After the 9/11 terrorist attacks in America, security at laboratories was stepped up amid new intelligence on the ambitions of al-Qaeda and its allies, and restrictions were placed on 47 agents under the Antiterrorism, Crime and Security Act 2001. Yesterday the Government announced that the list was being increased to 103, including 45 viruses, 21 bacteria, 2 fungi, 13 toxins and 18 animal pathogens.

The additions to the list include many of the bacteria and viruses that strike at animals, such as foot-and-mouth disease. These might not be harmful to humans but could be devastating to the economy, as was the foot-and-mouth outbreak in Britain in 2001. Others such as Rift Valley fever normally infect animals but have spread to human populations and caused widespread illness and death as the illness did in Egypt in the 1970s. Guanarito virus or Venezuelan haemorrhagic fever can be fatal in a third of cases, while Shigella boydii can cause dysentery.

John Wood, of the National Institute for Biological Standards and Controls, said scientists will have to show a valid reason for working with the agents.
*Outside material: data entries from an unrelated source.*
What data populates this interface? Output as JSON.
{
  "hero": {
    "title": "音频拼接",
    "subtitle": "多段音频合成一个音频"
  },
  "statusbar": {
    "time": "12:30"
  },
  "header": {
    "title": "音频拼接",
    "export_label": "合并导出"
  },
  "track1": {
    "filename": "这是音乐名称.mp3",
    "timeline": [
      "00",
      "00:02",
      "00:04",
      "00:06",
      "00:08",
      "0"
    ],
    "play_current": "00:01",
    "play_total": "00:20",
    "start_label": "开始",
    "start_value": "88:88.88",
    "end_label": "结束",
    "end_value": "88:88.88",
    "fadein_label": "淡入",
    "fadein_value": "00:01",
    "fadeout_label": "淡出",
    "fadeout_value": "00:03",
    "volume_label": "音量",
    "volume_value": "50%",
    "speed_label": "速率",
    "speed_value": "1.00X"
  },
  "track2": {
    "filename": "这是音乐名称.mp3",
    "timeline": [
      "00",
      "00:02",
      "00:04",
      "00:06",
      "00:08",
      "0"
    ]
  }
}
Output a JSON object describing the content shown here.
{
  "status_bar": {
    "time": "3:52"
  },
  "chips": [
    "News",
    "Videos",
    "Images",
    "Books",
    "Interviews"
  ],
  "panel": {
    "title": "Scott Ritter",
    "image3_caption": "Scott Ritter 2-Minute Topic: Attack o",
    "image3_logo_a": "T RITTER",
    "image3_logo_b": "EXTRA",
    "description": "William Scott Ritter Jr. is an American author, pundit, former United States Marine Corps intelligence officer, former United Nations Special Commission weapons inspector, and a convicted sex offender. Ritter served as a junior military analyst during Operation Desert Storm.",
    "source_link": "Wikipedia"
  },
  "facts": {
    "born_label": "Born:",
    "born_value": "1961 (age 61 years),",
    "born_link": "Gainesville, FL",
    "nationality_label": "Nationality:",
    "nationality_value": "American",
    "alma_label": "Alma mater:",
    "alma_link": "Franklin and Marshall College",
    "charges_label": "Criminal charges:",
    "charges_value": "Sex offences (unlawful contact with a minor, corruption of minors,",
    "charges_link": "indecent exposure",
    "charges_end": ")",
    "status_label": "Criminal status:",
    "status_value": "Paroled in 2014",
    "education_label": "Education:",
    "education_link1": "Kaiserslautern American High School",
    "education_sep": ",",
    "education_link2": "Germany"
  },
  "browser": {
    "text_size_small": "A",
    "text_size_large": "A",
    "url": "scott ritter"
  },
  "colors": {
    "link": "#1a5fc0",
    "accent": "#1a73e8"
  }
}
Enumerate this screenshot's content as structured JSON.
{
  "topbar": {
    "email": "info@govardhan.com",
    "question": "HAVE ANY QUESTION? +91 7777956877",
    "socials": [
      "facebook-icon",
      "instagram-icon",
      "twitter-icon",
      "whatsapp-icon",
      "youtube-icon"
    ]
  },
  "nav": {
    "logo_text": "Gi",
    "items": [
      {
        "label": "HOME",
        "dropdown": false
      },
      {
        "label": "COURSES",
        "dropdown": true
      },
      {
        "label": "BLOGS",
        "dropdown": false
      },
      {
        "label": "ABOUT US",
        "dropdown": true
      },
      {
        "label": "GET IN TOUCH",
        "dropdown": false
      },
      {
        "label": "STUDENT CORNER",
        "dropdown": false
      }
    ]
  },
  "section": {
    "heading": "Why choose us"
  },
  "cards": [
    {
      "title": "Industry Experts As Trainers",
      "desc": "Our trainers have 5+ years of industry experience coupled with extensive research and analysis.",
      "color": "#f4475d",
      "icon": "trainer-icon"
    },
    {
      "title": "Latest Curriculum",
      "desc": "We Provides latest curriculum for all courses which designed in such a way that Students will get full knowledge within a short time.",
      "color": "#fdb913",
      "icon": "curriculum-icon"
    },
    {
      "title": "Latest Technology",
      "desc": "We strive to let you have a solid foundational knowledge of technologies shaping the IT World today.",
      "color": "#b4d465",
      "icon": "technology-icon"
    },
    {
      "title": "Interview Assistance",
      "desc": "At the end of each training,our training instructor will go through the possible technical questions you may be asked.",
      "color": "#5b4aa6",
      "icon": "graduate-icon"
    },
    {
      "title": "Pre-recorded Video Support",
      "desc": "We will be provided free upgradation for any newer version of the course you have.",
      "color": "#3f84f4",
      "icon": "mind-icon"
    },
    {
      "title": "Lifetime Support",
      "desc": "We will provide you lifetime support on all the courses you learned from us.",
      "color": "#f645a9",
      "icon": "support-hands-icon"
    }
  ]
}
He said the changes mirrored controls in the US and would probably mean much stricter access to laboratories.

Alistair Hay, Professor of Environmental Toxicology at Leeds University, said that the measures were prudent. He said the introduction of the first controls had been accepted by the scientific community. He said that in the 1980s a cult in Orgeon used a bacterium to spread food poisoning and sabotage elections that threatened them.
Posted by:trailing wife

#1  He said that in the 1980s a cult in Oregon used a bacterium to spread food poisoning and sabotage elections that threatened them.

Your point, perfesser? It was salmonella, no one died, and they didn't get it from a lab.